Robert Taker
Amerikalı siyaset bilimci, profesör, Tarih Bilimleri Doktoru.
Ülke:
Robert Tucker’ın Biyografisi
Robert Taker, Amerikalı siyaset bilimci, profesör ve tarih bilimleri doktorudur. 1918’de doğan Tucker, kariyerine 1944-1953 yılları arasında Moskova’daki Amerikan Büyükelçiliği’nde ataşe olarak başladı. Bu süre zarfında, Amerikan, İngiliz ve Kanadalı elçiliklerden personel istihdam eden bir tercüme bürosunu da yönetti. 1954 yılında ABD’ye döndü ve Harvard Üniversitesi’nde doktora tezini savunduktan sonra Indiana Üniversitesi’nde ders vermeye başladı. 1962 yılından bu yana Princeton Üniversitesi’nde çalışmaktadır.
Stalin Üzerine Araştırmaları
Tucker, Joseph Stalin üzerine kapsamlı araştırmaları ile tanınır. Stalin hakkında çeşitli eserlere imza atan Tucker, Batı’da genellikle “psikobiyografi” olarak değerlendirilen temel üç ciltlik bir biyografinin yazarıdır. İlk cilt olan “Stalin as Revolutionary, 1879-1929: A Study in History and Personality” 1974 yılında yayımlandı. Rusça çevirisi “Stalin. The Path to Power, 1917-1929” 1991 yılında Moskova’da yayımlandı. İkinci cilt “Stalin in Power, 1929-1941” ise 1997 yılında Rusça’ya çevrildi. Üçüncü cilt hakkında şu anda bilgi bulunmamaktadır. Tucker’ın çalışması, hem Rusya’da hem de Batı’da yayımlanan en kapsamlı Stalin biyografisi olarak kabul edilir. Tucker’ın, Kremlin’deki Stalin kütüphanesine erişim izni alan tek Batılı tarihçi olduğunu belirtmek gerekir.
Kaynak ve Teori Kullanımı
Tucker, Rus ve Gürcü göçmenlerin anıları, Sovyetologlar ve Kremlinologlar tarafından yapılan çalışmalar gibi çeşitli kaynaklardan yararlanmaktadır. Tucker’ın çalışmasının dikkate değer bir yönü, Stalin’in eylemlerini ve karakterini Amerikalı psikolog Karen Horney’in teorilerine dayandırmaya çalışmasıdır.

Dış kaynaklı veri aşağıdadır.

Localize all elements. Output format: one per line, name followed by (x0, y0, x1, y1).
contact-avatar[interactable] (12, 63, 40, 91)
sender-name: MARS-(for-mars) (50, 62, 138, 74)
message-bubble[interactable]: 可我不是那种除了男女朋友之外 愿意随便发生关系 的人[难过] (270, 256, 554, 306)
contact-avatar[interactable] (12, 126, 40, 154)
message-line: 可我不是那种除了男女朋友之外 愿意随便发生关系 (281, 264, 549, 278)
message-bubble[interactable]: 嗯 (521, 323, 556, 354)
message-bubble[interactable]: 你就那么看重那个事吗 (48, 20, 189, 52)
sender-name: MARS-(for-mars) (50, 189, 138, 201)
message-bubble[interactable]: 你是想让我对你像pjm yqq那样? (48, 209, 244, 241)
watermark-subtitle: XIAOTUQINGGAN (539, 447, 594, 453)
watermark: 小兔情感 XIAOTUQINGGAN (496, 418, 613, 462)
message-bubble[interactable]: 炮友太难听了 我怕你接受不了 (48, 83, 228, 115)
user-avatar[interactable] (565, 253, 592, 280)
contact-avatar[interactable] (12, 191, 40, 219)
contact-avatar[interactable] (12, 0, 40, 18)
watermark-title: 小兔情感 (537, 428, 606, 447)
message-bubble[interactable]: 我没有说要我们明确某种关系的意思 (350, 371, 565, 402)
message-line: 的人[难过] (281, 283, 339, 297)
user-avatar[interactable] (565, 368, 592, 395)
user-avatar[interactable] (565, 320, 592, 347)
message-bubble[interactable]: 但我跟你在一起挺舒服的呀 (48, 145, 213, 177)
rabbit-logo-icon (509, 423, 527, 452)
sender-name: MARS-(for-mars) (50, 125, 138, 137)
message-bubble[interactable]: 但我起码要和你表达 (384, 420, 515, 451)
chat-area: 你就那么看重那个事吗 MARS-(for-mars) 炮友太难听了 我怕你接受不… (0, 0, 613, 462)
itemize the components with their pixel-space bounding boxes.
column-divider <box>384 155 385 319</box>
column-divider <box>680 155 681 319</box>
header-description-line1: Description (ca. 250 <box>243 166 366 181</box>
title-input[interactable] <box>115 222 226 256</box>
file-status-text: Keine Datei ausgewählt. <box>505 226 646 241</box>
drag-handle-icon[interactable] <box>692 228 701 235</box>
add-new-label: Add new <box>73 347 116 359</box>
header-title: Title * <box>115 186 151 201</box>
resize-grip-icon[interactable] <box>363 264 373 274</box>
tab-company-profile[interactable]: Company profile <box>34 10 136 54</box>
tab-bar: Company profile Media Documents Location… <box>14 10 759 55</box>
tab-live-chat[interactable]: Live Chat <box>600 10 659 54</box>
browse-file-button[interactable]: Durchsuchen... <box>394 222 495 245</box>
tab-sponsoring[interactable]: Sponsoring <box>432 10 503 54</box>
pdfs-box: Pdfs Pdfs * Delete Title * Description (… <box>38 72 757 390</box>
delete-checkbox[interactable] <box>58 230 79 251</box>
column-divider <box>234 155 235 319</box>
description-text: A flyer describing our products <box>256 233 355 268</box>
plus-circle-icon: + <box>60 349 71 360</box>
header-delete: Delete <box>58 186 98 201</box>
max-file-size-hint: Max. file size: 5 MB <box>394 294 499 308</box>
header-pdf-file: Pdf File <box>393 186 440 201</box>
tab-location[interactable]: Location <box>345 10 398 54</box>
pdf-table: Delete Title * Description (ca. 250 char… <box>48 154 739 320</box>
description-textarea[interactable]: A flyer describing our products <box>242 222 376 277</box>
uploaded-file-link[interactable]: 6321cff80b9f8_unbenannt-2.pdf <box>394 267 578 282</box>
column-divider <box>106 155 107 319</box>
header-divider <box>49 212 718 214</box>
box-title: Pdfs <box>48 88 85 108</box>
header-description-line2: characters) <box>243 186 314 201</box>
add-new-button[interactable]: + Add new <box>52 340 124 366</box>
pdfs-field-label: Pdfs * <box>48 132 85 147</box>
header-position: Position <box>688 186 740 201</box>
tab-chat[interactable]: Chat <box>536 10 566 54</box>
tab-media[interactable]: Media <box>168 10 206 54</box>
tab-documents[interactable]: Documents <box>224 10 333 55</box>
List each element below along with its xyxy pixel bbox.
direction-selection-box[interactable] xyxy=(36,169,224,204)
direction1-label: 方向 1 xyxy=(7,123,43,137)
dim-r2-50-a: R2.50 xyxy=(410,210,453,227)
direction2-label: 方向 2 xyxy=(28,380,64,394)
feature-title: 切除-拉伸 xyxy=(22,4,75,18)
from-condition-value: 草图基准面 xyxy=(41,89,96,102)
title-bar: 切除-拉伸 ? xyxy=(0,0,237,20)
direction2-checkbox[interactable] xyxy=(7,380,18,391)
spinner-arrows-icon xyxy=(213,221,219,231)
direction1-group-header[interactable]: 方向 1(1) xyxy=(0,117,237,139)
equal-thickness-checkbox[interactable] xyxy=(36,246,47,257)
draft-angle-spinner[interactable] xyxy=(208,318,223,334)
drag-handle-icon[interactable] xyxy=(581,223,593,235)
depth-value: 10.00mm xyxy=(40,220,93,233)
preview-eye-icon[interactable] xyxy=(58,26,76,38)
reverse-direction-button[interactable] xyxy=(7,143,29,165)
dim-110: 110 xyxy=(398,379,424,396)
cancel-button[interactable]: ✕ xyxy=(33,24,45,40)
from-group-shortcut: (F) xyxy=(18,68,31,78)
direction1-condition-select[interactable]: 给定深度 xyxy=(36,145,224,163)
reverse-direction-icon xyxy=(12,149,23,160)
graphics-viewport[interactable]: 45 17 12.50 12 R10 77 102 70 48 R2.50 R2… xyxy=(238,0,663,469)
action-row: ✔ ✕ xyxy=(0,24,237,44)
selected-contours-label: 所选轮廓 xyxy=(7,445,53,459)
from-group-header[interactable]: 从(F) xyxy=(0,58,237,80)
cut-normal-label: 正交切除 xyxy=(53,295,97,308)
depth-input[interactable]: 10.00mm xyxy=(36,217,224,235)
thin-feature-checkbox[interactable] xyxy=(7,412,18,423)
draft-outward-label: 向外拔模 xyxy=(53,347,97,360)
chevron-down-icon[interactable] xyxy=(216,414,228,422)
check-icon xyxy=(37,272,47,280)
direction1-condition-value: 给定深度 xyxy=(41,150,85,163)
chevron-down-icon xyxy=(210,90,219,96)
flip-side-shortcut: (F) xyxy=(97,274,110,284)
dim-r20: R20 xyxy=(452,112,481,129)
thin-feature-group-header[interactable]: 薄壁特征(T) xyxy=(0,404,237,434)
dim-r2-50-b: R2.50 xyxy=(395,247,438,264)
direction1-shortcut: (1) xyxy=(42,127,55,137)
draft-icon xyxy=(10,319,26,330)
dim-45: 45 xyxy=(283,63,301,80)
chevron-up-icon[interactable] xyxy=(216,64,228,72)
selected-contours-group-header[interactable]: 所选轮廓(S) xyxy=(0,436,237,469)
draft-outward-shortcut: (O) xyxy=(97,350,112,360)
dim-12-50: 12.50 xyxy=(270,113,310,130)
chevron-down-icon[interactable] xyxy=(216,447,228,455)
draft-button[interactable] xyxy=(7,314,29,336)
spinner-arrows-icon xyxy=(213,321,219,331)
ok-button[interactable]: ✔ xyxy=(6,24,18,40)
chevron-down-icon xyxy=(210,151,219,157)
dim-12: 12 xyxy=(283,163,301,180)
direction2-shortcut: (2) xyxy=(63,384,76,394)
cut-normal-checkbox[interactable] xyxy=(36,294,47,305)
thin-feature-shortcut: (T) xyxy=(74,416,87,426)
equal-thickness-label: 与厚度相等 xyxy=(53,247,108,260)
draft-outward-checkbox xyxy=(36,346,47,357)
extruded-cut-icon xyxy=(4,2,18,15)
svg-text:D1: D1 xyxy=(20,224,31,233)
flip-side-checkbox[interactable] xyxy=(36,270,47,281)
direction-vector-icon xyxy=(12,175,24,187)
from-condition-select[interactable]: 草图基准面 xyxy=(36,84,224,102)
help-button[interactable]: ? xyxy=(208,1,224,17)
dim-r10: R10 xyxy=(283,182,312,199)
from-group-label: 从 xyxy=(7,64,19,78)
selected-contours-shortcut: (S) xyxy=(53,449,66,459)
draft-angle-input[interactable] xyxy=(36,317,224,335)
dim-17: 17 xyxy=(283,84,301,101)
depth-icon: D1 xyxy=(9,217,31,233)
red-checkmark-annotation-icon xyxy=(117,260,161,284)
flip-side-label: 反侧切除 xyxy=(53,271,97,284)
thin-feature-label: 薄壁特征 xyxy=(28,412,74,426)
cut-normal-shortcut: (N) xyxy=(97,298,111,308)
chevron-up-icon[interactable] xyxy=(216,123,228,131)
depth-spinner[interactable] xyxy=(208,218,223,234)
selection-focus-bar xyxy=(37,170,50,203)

Uluslararası Seminere Katılım
Temmuz 1992’de Tucker, Novosibirsk’te düzenlenen “Dünya Tarihsel Süreç Bağlamında Stalin Fenomeni” adlı uluslararası bir seminere katıldı. Tezinde, Stalinizmdeki şovenist unsura odaklandı ve buna göre Stalinizmin, sadece Lenin’in mirasının en zalim, baskıcı ve terörist yönlerini benimseyen radikal bir sağ kanat Bolşevizmi temsil ettiğini belirtti.